Behind the letter is the crazy story of Onesimus, a slave, who has run away from his master, Philemon. In the process, he has disrespected Philemon’s authority, stolen from him, but he has also met Paul. Whether Onesimus sought out Paul, or God sought out Onesimus is not immediately clear from the letter, but an interesting twist evolves in the story when the slave finds the apostle: Onesimus becomes a Christian. It’s all very interesting because Philemon, his master, is also a Christian who was most likely taught by Paul, as well.
Now, the estranged slave and master share many things in common, the most important of which is their new-found unity in Jesus Christ, and Paul decides it is best if Onesimus returns to Philemon. These two brothers in Christ must reconcile their differences, and become brothers indeed. So, Paul sends Onesimus back to his master carrying the letter we call “Philemon.”

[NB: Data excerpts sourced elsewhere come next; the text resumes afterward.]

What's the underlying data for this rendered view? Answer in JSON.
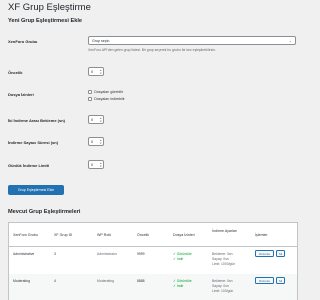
{
  "page": {
    "title": "XF Grup Eşleştirme"
  },
  "add_section": {
    "title": "Yeni Grup Eşleştirmesi Ekle",
    "xf_group": {
      "label": "XenForo Grubu",
      "selected": "Grup seçin",
      "description": "XenForo API'den gelen grup listesi. Bir grup seçerek bu grubu bir kez eşleştirebilirsin."
    },
    "priority": {
      "label": "Öncelik",
      "value": "0"
    },
    "file_permissions": {
      "label": "Dosya İzinleri",
      "options": [
        "Dosyaları görebilir",
        "Dosyaları indirebilir"
      ]
    },
    "download_wait": {
      "label": "İki İndirme Arası Bekleme (sn)",
      "value": "0"
    },
    "download_counter": {
      "label": "İndirme Sayacı Süresi (sn)",
      "value": "0"
    },
    "daily_limit": {
      "label": "Günlük İndirme Limiti",
      "value": "0"
    },
    "submit_label": "Grup Eşleştirmesi Ekle"
  },
  "list_section": {
    "title": "Mevcut Grup Eşleştirmeleri",
    "columns": [
      "XenForo Grubu",
      "XF Grup ID",
      "WP Rolü",
      "Öncelik",
      "Dosya İzinleri",
      "İndirme Ayarları",
      "İşlemler"
    ],
    "rows": [
      {
        "group": "Administrative",
        "id": "3",
        "role": "Administrator",
        "priority": "9999",
        "perm_view": "✓ Görüntüle",
        "perm_download": "✓ İndir",
        "settings": [
          "Bekleme: 0sn",
          "Sayaç: 0sn",
          "Limit: 1000/gün"
        ],
        "edit": "Düzenle",
        "delete": "Sil"
      },
      {
        "group": "Moderating",
        "id": "4",
        "role": "Moderating",
        "priority": "8888",
        "perm_view": "✓ Görüntüle",
        "perm_download": "✓ İndir",
        "settings": [
          "Bekleme: 0sn",
          "Sayaç: 0sn",
          "Limit: 100/gün"
        ],
        "edit": "Düzenle",
        "delete": "Sil"
      }
    ]
  }
}
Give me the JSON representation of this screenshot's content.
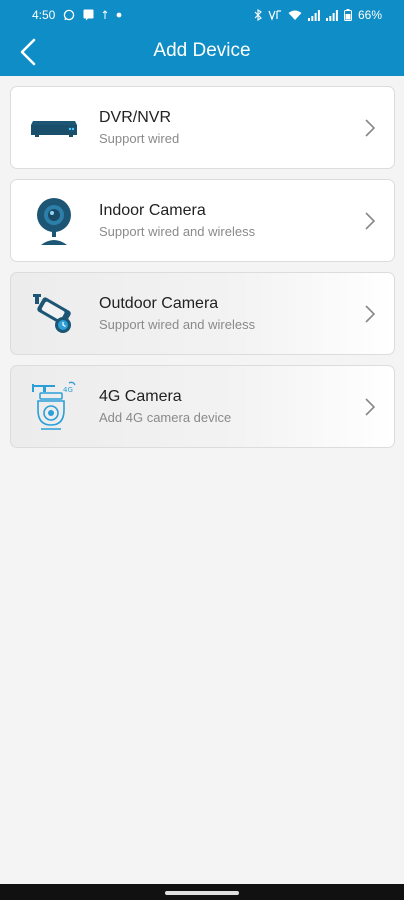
{
  "status_bar": {
    "time": "4:50",
    "battery_percent": "66%",
    "icons_left": [
      "whatsapp-icon",
      "notification-icon",
      "signal-dot-icon",
      "dot-icon"
    ],
    "icons_right": [
      "bluetooth-icon",
      "volte-icon",
      "wifi-icon",
      "signal-icon",
      "signal-icon",
      "battery-icon"
    ]
  },
  "header": {
    "title": "Add Device",
    "back_icon": "back-arrow-icon",
    "color": "#0f8dc6"
  },
  "devices": [
    {
      "title": "DVR/NVR",
      "subtitle": "Support wired",
      "icon": "dvr-icon"
    },
    {
      "title": "Indoor Camera",
      "subtitle": "Support wired and wireless",
      "icon": "indoor-camera-icon"
    },
    {
      "title": "Outdoor Camera",
      "subtitle": "Support wired and wireless",
      "icon": "outdoor-camera-icon"
    },
    {
      "title": "4G Camera",
      "subtitle": "Add 4G camera device",
      "icon": "4g-camera-icon"
    }
  ]
}
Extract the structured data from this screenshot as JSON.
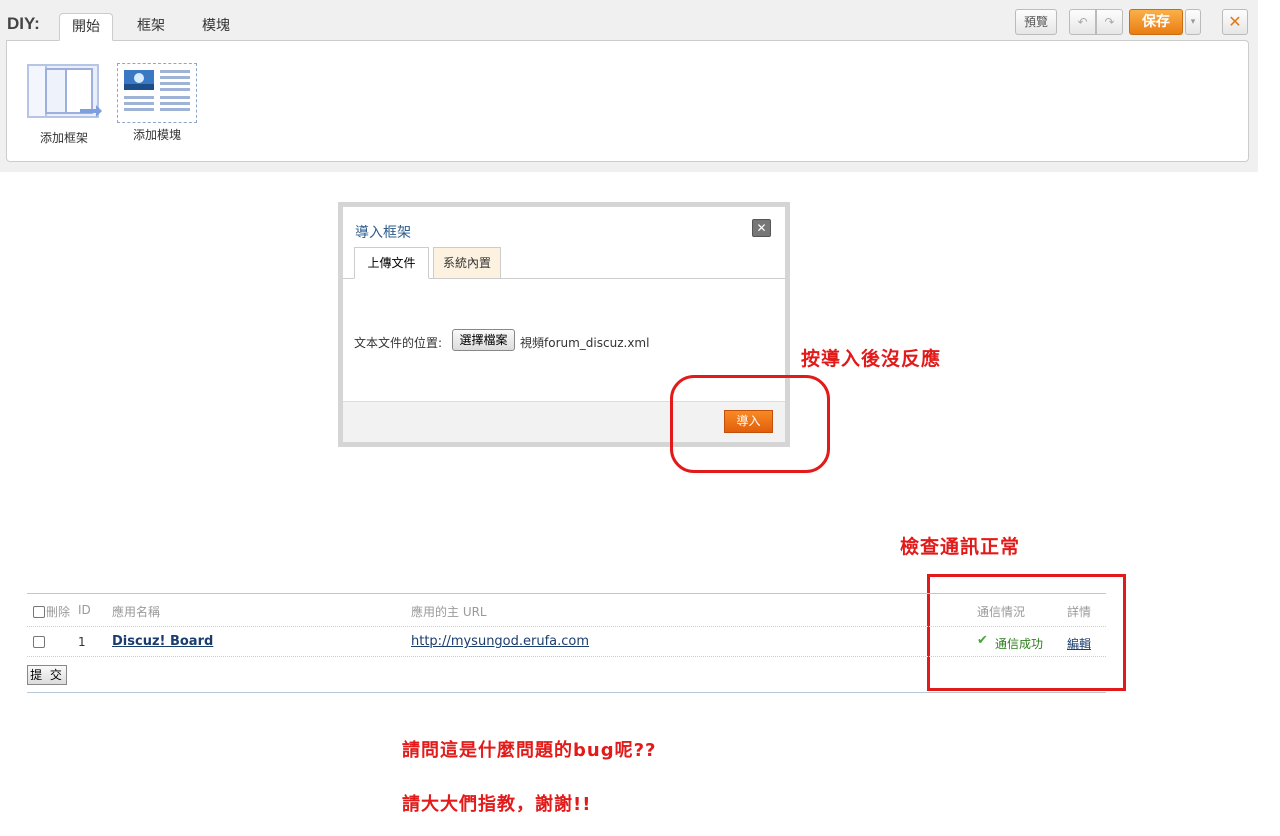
{
  "diy": {
    "label": "DIY:",
    "tabs": [
      "開始",
      "框架",
      "模塊"
    ],
    "tools": [
      {
        "label": "添加框架",
        "icon": "frame-icon"
      },
      {
        "label": "添加模塊",
        "icon": "block-icon"
      }
    ],
    "buttons": {
      "preview": "預覽",
      "undo": "↶",
      "redo": "↷",
      "save": "保存",
      "save_menu": "▾",
      "close": "✕"
    }
  },
  "dialog": {
    "title": "導入框架",
    "close": "✕",
    "tabs": [
      "上傳文件",
      "系統內置"
    ],
    "file_label": "文本文件的位置:",
    "file_button": "選擇檔案",
    "file_name": "視頻forum_discuz.xml",
    "import_button": "導入"
  },
  "annotations": {
    "no_response": "按導入後沒反應",
    "comm_ok": "檢查通訊正常",
    "question": "請問這是什麼問題的bug呢??",
    "thanks": "請大大們指教，謝謝!!"
  },
  "app_table": {
    "headers": {
      "delete": "刪除",
      "id": "ID",
      "name": "應用名稱",
      "url": "應用的主 URL",
      "status": "通信情況",
      "detail": "詳情"
    },
    "rows": [
      {
        "id": "1",
        "name": "Discuz! Board",
        "url": "http://mysungod.erufa.com",
        "status": "通信成功",
        "action": "編輯"
      }
    ],
    "submit": "提 交"
  },
  "colors": {
    "accent_orange": "#ea7d12",
    "annotation_red": "#e21a1a",
    "success_green": "#4aa43a",
    "link_blue": "#1a3d6e"
  }
}
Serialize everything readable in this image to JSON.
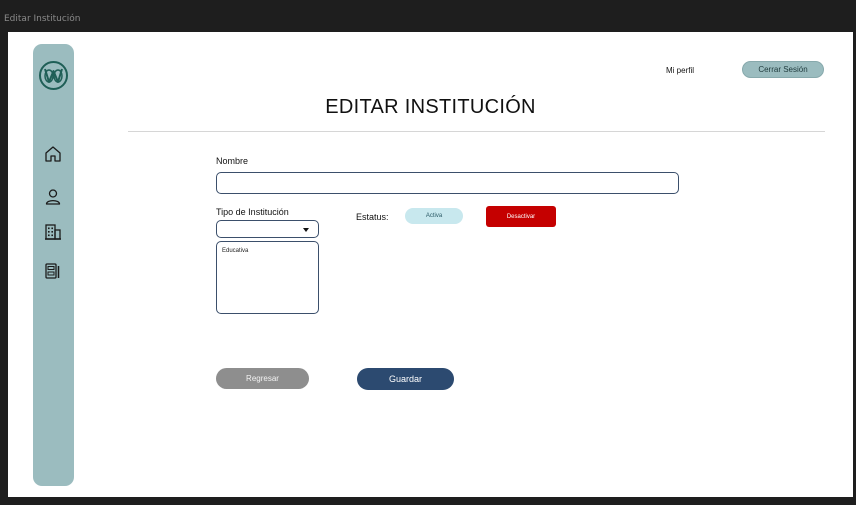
{
  "window": {
    "title": "Editar Institución"
  },
  "header": {
    "profile_link": "Mi perfil",
    "logout_label": "Cerrar Sesión"
  },
  "page": {
    "title": "EDITAR INSTITUCIÓN"
  },
  "sidebar": {
    "items": [
      {
        "icon": "home-icon"
      },
      {
        "icon": "user-icon"
      },
      {
        "icon": "building-icon"
      },
      {
        "icon": "inventory-icon"
      }
    ]
  },
  "form": {
    "name_label": "Nombre",
    "name_value": "",
    "type_label": "Tipo de Institución",
    "type_selected": "",
    "type_options": [
      "Educativa"
    ],
    "status_label": "Estatus:",
    "status_value": "Activa",
    "deactivate_label": "Desactivar",
    "back_label": "Regresar",
    "save_label": "Guardar"
  },
  "colors": {
    "sidebar": "#9bbcbf",
    "active_badge": "#c8e8ee",
    "deactivate": "#c50000",
    "save": "#2c4a70",
    "back": "#8e8e8e"
  }
}
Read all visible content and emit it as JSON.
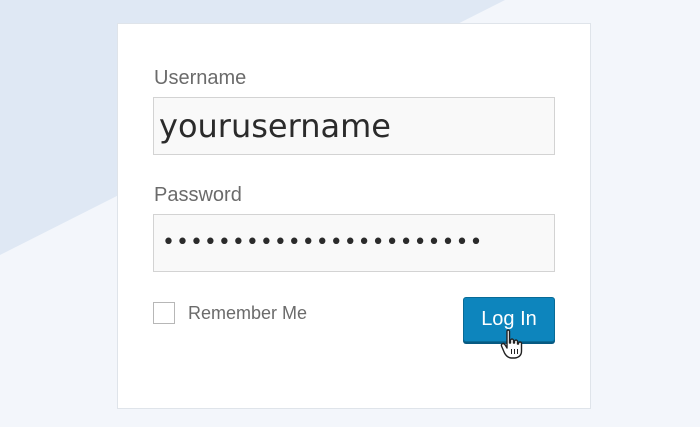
{
  "login_form": {
    "username_label": "Username",
    "username_value": "yourusername",
    "password_label": "Password",
    "password_value": "•••••••••••••••••••••••",
    "remember_label": "Remember Me",
    "remember_checked": false,
    "login_button_label": "Log In"
  },
  "colors": {
    "page_background": "#f3f6fb",
    "background_band": "#dfe8f4",
    "button": "#0d85bd",
    "button_text": "#ffffff"
  },
  "icons": {
    "cursor": "hand-pointer-icon"
  }
}
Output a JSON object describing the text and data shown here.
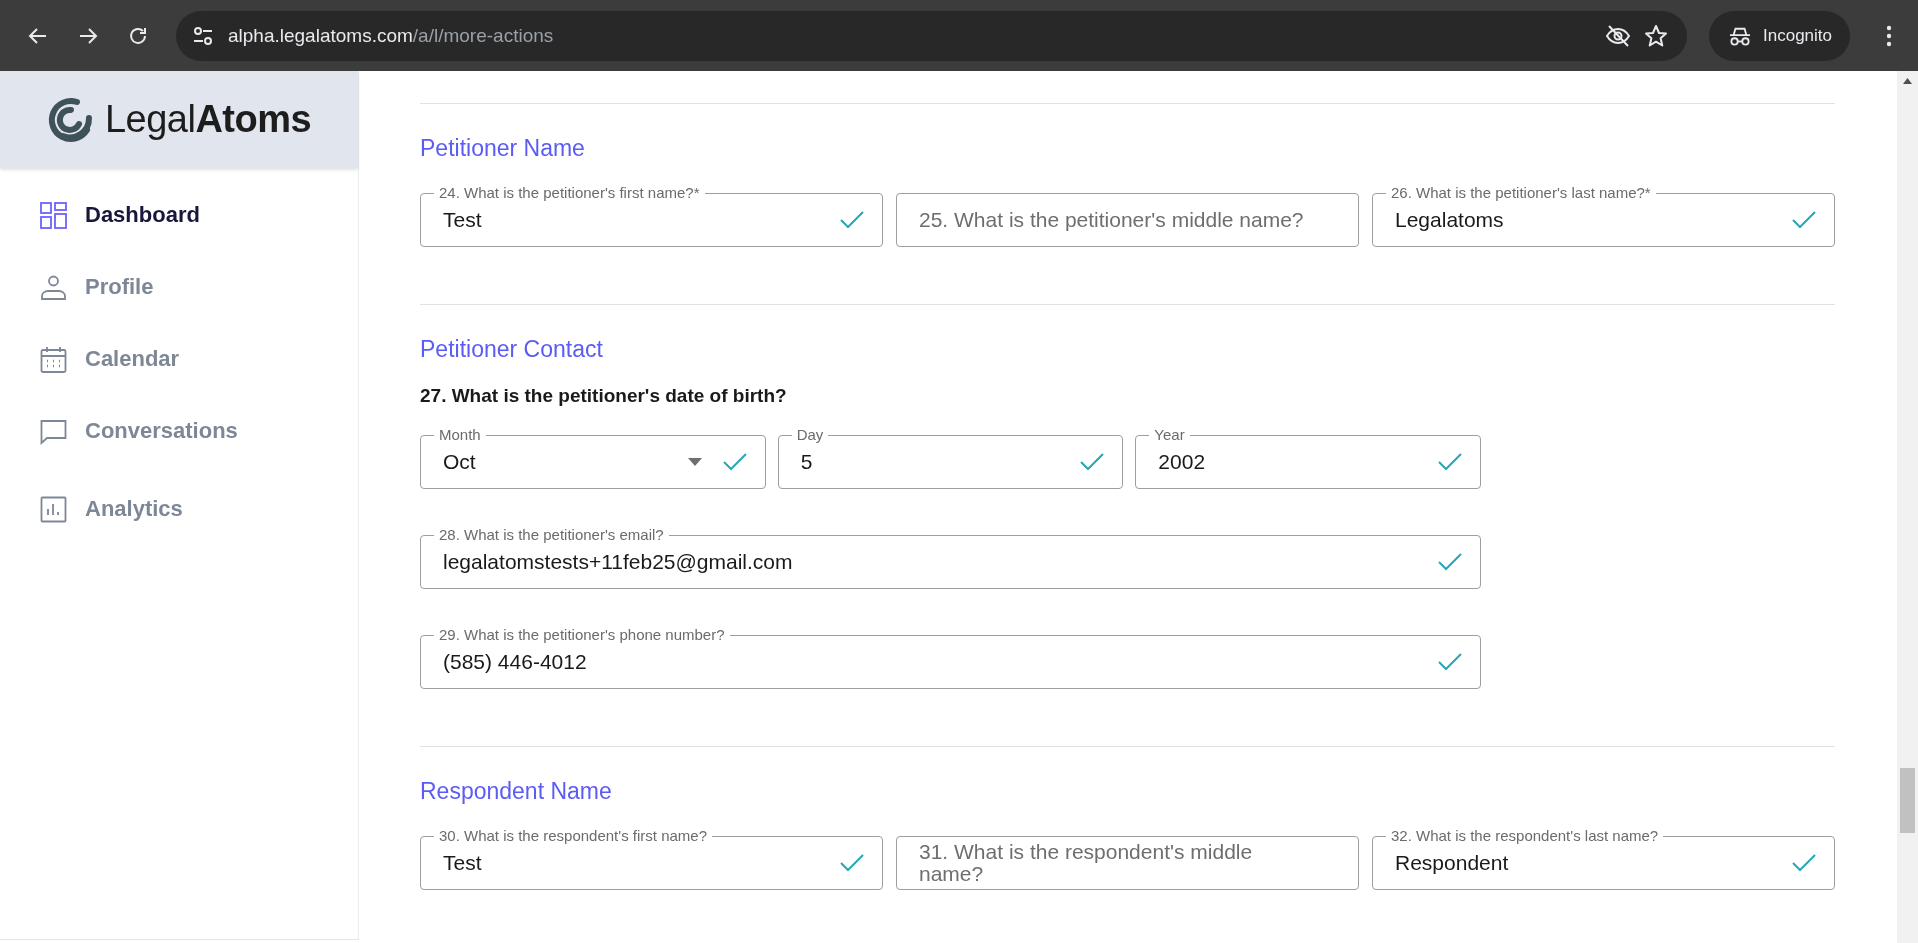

The impressive thing about Paul in all of this is his care for everyone involved. Paul calls Onesimus his “very heart” as he appeals to Philemon to welcome the runaway slave home as a brother. Paul reminds Philemon that he prays for him, and thanks God for him when he does so. Paul appeals to Philemon, pleading and encouraging him to do the Christ-like thing. And Paul even offers to pay whatever outstanding debts Philemon might hold against Onesimus.
Paul is a true leader to Onesimus and Philemon, not only telling them what ought to be done, but showing them through his love, compassion, instruction, and action toward everyone involved. Paul becomes Christ in the story, reconciling master and slave, just as Jesus, through his life, death, and resurrection, reconciles us to God. Paul took on Onesimus’ debts, just as Christ took on our sin-debt. Paul was truly Christ-like, truly Christian.
I’m not sure I understood this concept quite so well before studying Philemon, the concept of being Christ-like. You see, being Christian is not about being polite and moral, or giving to charity, or voting for the right people, or holding the right beliefs. It is about being Christ in our own particular communities. It is about reconciling estranged relationships, helping to heal diseased marriages and broken families. It is about taking on other’s debts, even the financial ones, because we care about people. It is about confronting, correcting, and instructing other Christians in extravagantly loving and encouraging ways, the way Paul confronted Philemon. It is about appealing to others, Christian and non-Christian, to follow Christ.
The book of Philemon, as N.T. Wright puts it, is a “Gospel parable,” a picture of Christ’s redeeming work in the real, slave-driven economy of the first century. And what it teaches us in the twenty first century is that our mission is the very same: to fashion our lives into “Gospel parables.” Then we would be truly Christian.